1.3. Local regulations and other documents regulating the processing of personal data in the Company, including when processing them in information systems containing personal data, are developed in the Company subject to the provisions of the Policy.
1.4. The following basic terms are used in the Policy:

  • personal data – any information related directly or indirectly to a certain or determined individual (subject of personal data);
  • operator of personal data (operator) – a state body, a municipal body, a legal entity or an individual, independently or jointly with other persons organizing and (or) processing personal data, defining personal data processing purposes, the composition of personal data to be processed, actions (operations) performed with personal data;
  • processing of personal data – any action (operation) or a set of actions (operations) with personal data, performed with the use of automation or without using them. Personal data processing includes, but is not limited to: collection, recording, systematization, accumulation, storage, updating (updating, modification), extraction, use, transfer (distribution, provision, access), depersonalization, blocking, deletion, destruction;
  • automated processing of personal data – processing of personal data by means of computer facilities;
  • distribution of personal data – actions aimed at disclosing personal data to an undefined circle of persons;
  • provision of personal data – actions aimed at disclosing personal data to a specific person or a certain number of persons;
  • blocking of personal data – temporary termination of processing of personal data (except for cases when processing is necessary for clarification of personal data);
  • destruction of personal data – actions resulting in the impossibility to restore the contents of personal data in the personal data information system and (or) as a result of which material data carriers of personal data are destroyed;
  • depersonalization of personal data – actions resulting in the impossibility of using additional information to determine the ownership of personal data to a specific subject of personal data;
  • personal data information system – a set of personal data contained in databases and providing them with information technology and technical tools;
  • cross-border transfer of personal data – the transfer of personal data to the territory of a foreign state to the authority of a foreign state, to a foreign individual or to a foreign legal entity.

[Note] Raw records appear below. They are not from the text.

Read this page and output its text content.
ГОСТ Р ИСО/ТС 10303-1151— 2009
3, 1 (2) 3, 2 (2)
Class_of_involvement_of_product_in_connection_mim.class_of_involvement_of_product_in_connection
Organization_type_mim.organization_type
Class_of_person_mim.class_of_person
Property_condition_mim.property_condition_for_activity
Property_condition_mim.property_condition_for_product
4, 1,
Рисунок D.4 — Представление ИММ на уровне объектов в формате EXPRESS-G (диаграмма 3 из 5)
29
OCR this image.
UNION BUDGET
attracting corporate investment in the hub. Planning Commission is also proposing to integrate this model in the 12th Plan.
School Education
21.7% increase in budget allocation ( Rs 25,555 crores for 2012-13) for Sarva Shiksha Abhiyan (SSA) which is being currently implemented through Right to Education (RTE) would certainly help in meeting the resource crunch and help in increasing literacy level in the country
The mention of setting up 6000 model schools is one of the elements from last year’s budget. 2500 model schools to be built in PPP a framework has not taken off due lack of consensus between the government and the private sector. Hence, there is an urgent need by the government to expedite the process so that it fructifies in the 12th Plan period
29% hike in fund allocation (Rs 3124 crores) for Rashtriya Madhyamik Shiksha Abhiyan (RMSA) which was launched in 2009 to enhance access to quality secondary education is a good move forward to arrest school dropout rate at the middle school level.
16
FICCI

1.5. The main duties of the Company are:

1.5.1. Officials of the Company whose duties include processing requests and appeals of personal data subjects are obliged to provide each subject the opportunity to get acquainted with documents and materials containing their personal data, unless otherwise provided by law.

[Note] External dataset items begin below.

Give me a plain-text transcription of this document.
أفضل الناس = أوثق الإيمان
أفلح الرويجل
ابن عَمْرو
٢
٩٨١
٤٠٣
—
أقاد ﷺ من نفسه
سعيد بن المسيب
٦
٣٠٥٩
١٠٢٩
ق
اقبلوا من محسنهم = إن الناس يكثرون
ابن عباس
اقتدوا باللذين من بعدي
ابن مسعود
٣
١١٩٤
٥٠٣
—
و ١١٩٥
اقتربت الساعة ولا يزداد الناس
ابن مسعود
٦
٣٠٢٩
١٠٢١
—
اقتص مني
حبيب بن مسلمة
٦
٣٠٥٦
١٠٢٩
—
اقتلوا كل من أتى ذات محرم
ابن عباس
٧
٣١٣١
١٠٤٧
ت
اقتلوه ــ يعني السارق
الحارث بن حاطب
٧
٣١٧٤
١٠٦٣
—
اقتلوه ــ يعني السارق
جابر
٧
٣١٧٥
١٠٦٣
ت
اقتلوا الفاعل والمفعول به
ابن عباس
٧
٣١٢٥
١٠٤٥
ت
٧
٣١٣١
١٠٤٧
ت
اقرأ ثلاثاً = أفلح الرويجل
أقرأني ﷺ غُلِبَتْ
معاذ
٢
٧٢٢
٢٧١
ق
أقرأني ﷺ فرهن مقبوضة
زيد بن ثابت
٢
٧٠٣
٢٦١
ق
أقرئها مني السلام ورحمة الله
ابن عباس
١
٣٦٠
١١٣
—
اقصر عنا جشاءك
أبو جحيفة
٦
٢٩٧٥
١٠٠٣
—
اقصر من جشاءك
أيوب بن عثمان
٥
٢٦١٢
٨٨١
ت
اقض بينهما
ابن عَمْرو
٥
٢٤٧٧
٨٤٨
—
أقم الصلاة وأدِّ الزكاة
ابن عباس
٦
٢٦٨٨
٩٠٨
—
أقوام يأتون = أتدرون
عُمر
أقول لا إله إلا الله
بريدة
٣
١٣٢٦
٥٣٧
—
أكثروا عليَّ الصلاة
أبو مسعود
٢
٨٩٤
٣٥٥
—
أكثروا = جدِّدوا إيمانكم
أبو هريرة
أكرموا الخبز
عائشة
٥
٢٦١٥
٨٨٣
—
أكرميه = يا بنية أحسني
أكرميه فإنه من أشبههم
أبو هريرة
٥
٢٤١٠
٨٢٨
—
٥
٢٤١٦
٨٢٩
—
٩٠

1.5.2. The Company undertakes not to take decisions based solely on automated processing, which generate legal consequences with respect to the subjects of personal data or otherwise affect their rights and legitimate interests.
1.6. Rights and obligations of subjects of personal data
In order to protect their personal data stored in the Company, a person of personal data has the right:

  • receive free access to their personal data, including the right to receive copies of any record containing personal data;
  • obtain information regarding the processing of his personal data
  • require exclusion or correction of incorrect or incomplete personal data;
  • supplement personal data of an evaluation character with a statement expressing his own point of view;
  • determine their representatives to protect their personal data;
  • demanding the preservation and protection of their personal and family secrets;
  • аppeal in court any illegal actions or inaction of the Company when processing and protecting its personal data.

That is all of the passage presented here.